Soon, Bobby approaches him with a pitch — one last big sale. Some Armenian contacts have a massive supply of illegal weed that needs to be moved. Lacking funds on their own, Vincent and Bobby approach the Boss (Sala Baker) for a buy-in. They need to pay him back within a week, plus a little extra, but that’s not problem. Vincent and Bobby know how to move weed. At first, our hero is hesitant to dive head-first into such a complicated arrangement, but circumstances push him into saying “yes.”
It all goes wrong, of course.
The Last Deal is an entertaining and well-made micro-budget thriller with a commendable cast. It uses the cultural shift around the commercialization of recreational drugs as a unique backdrop for its story and has a lot to say about the subject, but it’s not preachy. With any major change to the way the world works, someone is going to be left behind. In the world of drugs, that doesn’t necessarily translate to someone sitting down and taking it from the new system.

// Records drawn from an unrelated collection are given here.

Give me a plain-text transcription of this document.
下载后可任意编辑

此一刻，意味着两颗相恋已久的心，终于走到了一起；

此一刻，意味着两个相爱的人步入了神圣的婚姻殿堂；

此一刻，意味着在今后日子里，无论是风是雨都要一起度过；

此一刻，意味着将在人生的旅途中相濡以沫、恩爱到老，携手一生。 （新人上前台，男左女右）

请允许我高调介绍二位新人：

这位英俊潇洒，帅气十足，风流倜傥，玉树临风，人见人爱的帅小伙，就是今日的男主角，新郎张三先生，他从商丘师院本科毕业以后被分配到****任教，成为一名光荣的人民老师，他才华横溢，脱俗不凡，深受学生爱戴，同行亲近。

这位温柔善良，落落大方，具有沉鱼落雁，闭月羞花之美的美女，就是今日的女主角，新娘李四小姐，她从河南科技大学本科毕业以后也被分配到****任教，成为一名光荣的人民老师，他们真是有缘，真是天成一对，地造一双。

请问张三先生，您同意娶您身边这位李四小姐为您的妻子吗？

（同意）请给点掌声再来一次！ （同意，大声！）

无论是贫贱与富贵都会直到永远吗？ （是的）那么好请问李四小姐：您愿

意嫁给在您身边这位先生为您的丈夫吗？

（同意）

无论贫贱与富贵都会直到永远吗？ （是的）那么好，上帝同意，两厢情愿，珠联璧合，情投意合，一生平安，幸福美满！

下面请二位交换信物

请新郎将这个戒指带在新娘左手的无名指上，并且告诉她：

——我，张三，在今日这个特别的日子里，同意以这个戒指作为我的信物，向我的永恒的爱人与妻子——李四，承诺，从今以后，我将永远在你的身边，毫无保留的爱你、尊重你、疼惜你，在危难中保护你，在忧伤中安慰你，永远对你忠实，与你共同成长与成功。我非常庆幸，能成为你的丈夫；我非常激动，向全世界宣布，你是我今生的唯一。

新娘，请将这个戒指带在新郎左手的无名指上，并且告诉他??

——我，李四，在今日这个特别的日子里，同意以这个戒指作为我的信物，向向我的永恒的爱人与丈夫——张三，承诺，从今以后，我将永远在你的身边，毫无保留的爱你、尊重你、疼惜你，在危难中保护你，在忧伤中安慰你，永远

Molinari’s portrayal of Vincent is interesting for what is, ultimately, a violent revenge film. Although Vincent has a boxing backstory, he’s never played as an uber-competent action hero. He doesn’t know where to buy a gun and he’s constantly outmatched in physical confrontations. He cries at tragedies and desperately wants to take care of his girlfriend, Tabitha (Jeffri Lauren). Although he embodies a traditionally masculine archetype, Molinari does a great job playing the character as a more down-to-earth human being. He’s not tempted by other women and is not prone to violence unless it’s the last resort. Most importantly, he makes some pretty relatable mistakes. He’s an ordinary guy in an extraordinary situation.
Writer-director Jonathan Salemi embraces the cinematic tradition of shooting Los Angeles to look like an angelic version of hell. His vision of the city feels of a kind with hundreds of neo-noir depictions, but there’s a reason so many filmmakers have embraced the city’s sprawling variety this way. It works. It’s essentially crime-film shorthand.
What doesn’t work quite as well as the performances or the direction is the third act. It’s a sufficient escalation to resolve Vincent’s story, but there are a number of side characters who feel underdeveloped — particularly a hitman and his daughter, Kate (Linda Burzynski), who imply a wider world around The Last Deal that would have been additive to the otherwise fairly straightforward final act.
Of course, that would’ve expanded the film beyond its lightning-fact pacing, which otherwise works in its favor. The story continues to escalate, both in terms of action and our character’s choices, up until the final shot is fired. It never gets too big for the story it’s trying to tell and it never betrays the very everyman feel of Molinari’s performance.